Halliburton may have to divest more than 20 percent of Baker Hughes to clear regulatory scrutiny, this person added.

Combined, the companies would dominate the $25 billion U.S. onshore fracking market with a 39 percent market share, more than double the size of its next competitor, Schlumberger, according to Spears & Associates.

Challenging Schlumberger

Schlumberger’s lead outside the U.S. and Canada would be considerably weakened by a Halliburton-Baker Hughes deal. Schlumberger’s international sales of $8.3 billion in the third quarter, more than double that of a stand-alone Halliburton, would outstrip a combined Halliburton-Baker Hughes by less than one third if a merger happened.

It’s unlikely the deal could make it through the U.S. Department of Justice without “something having to be carved off,” said Edward Muztafago, an analyst for Societe Generale in New York.

Baker Hughes would be Halliburton’s largest acquisition, topping a 1998 purchase of Dresser Industries Inc. for about $8 billion, data compiled by Bloomberg show. Halliburton’s $14 billion in deals has lagged Schlumberger’s $27 billion in takeovers, the data show.
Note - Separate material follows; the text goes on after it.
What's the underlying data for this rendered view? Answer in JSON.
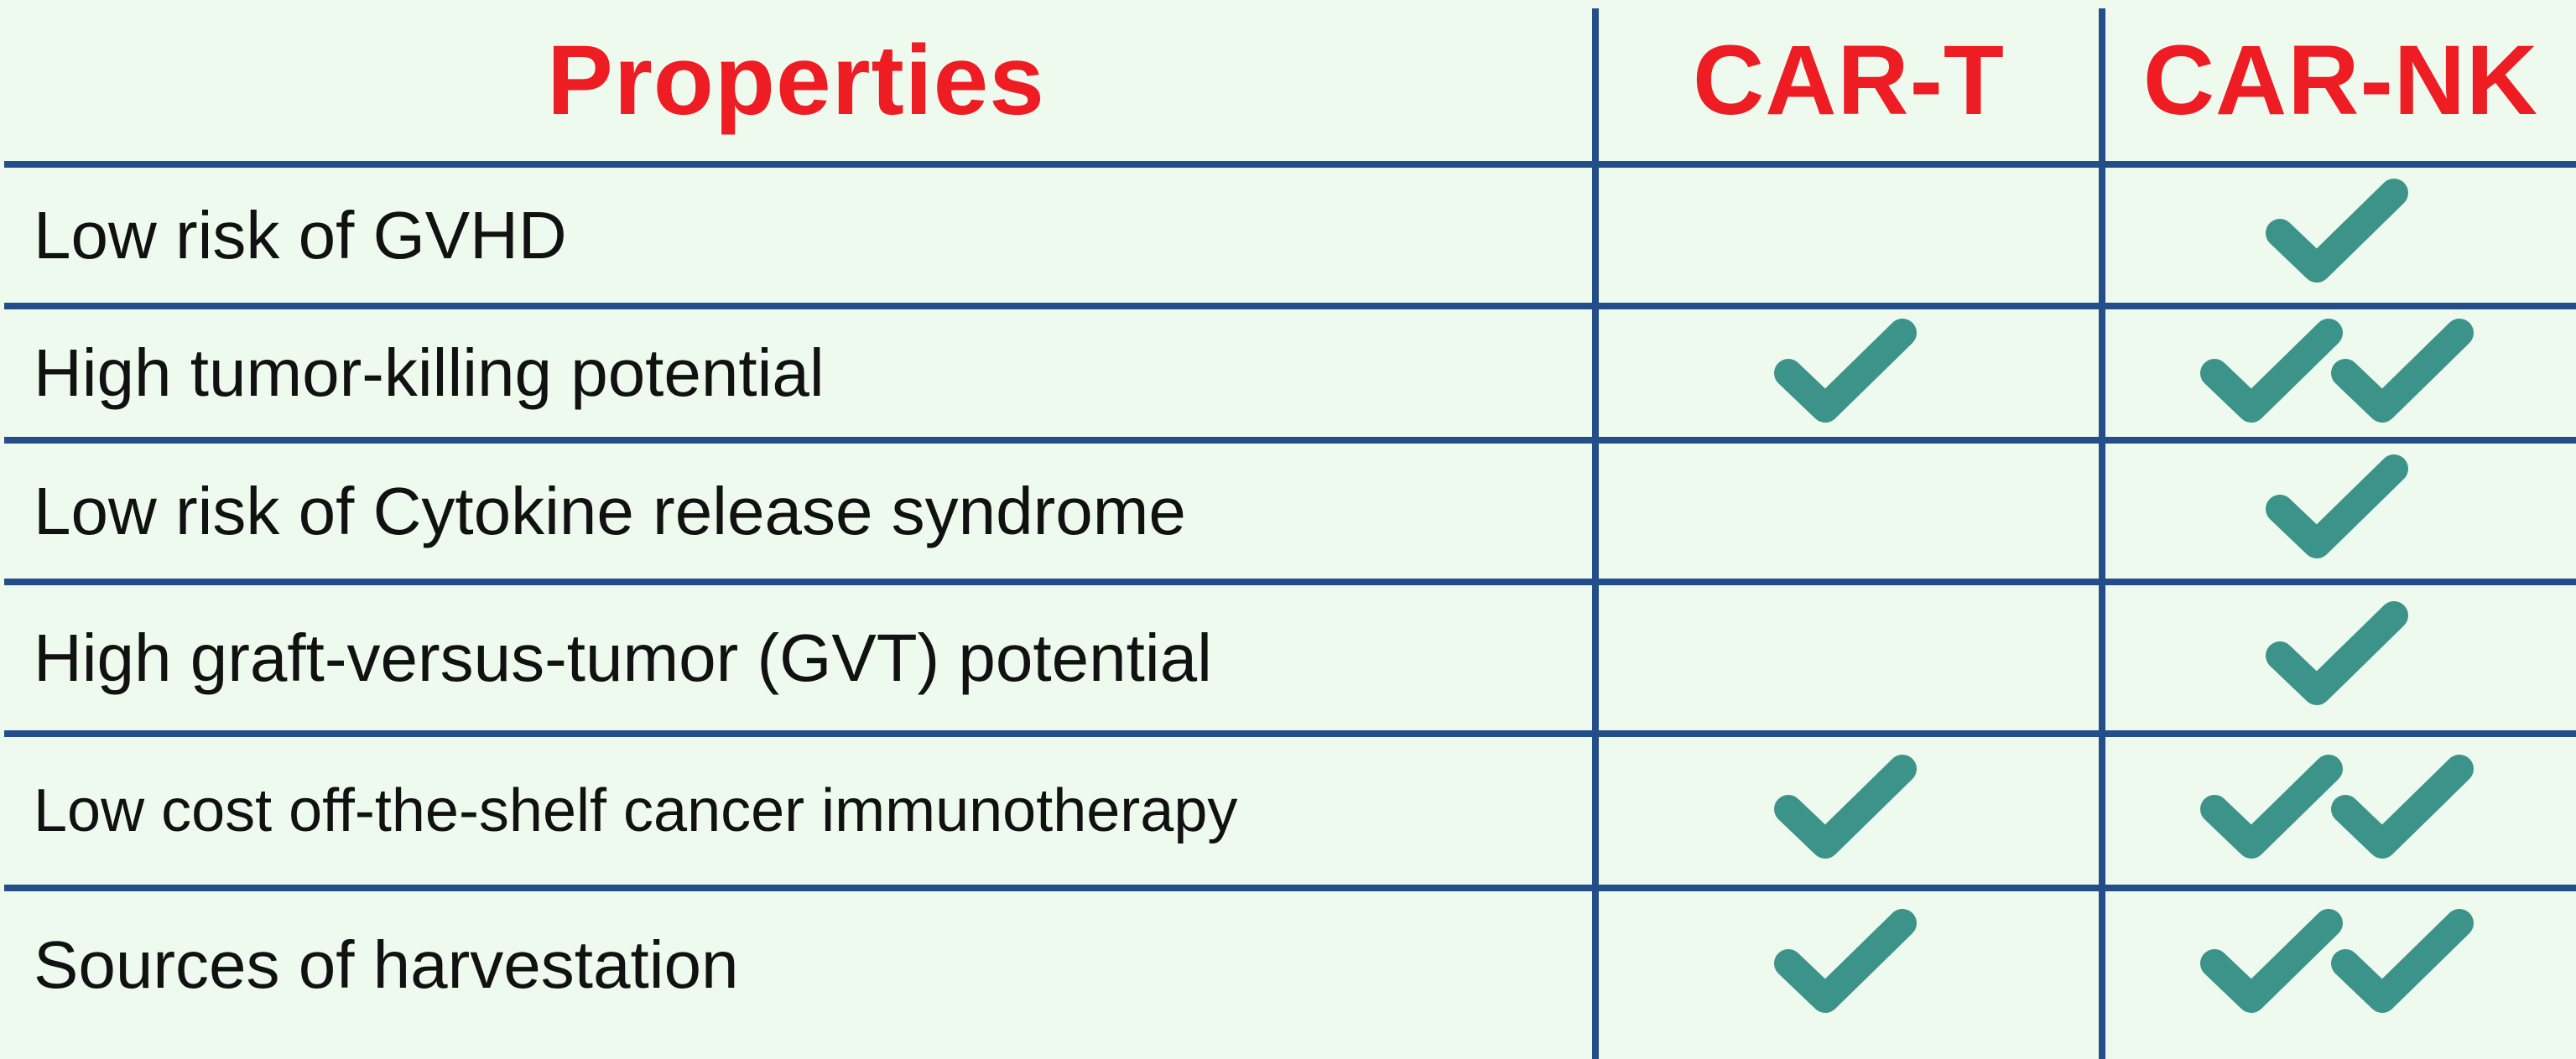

The takeover could be the largest of a U.S. oil services company, data compiled by Bloomberg show, and potentially the largest in the energy sector since Kinder Morgan Inc. (KMI) said in August it would acquire all of Kinder Morgan Energy Partners LP (KMP), Kinder Morgan Management LLC and El Paso Pipeline Partners LP in a series of transactions valued at about $44 billion.

Sinking Prices

Oil prices dropped to four-year lows yesterday as booming U.S. crude production combines with a shrinking forecast of demand growth. Lower prices could curtail drilling, meaning lower sales for Halliburton and its peers.

Prices should bottom out next year and begin climbing again, Dave Lesar, chief executive officer at Halliburton, said Oct. 22 in an interview from his Houston headquarters.

Both companies have century-old pedigrees in the business. Baker Hughes has its roots in billionaire Howard Hughes Jr.’s empire, started by his father in 1909. Hughes Tool Co. merged with Baker International in 1987.

Halliburton was started in 1914 when Earl P. Halliburton borrowed a team of mules along with a wagon, a pump, and a cement-mixing box to start a business cementing oil wells.

Halliburton reported third-quarter earnings that climbed 70 percent from a year earlier, and is expected to boost earnings 30 percent this quarter. The company, which has doubled its quarterly dividend over the past two years, reported cash of $2 billion at the end of the third quarter.

Baker Hughes said earnings rose 10 percent in the third quarter.

Credit Suisse Group AG is advising Halliburton on the talks while Goldman Sachs Group Inc. is advising Baker Hughes, one of the people said. Representatives for both banks declined to comment.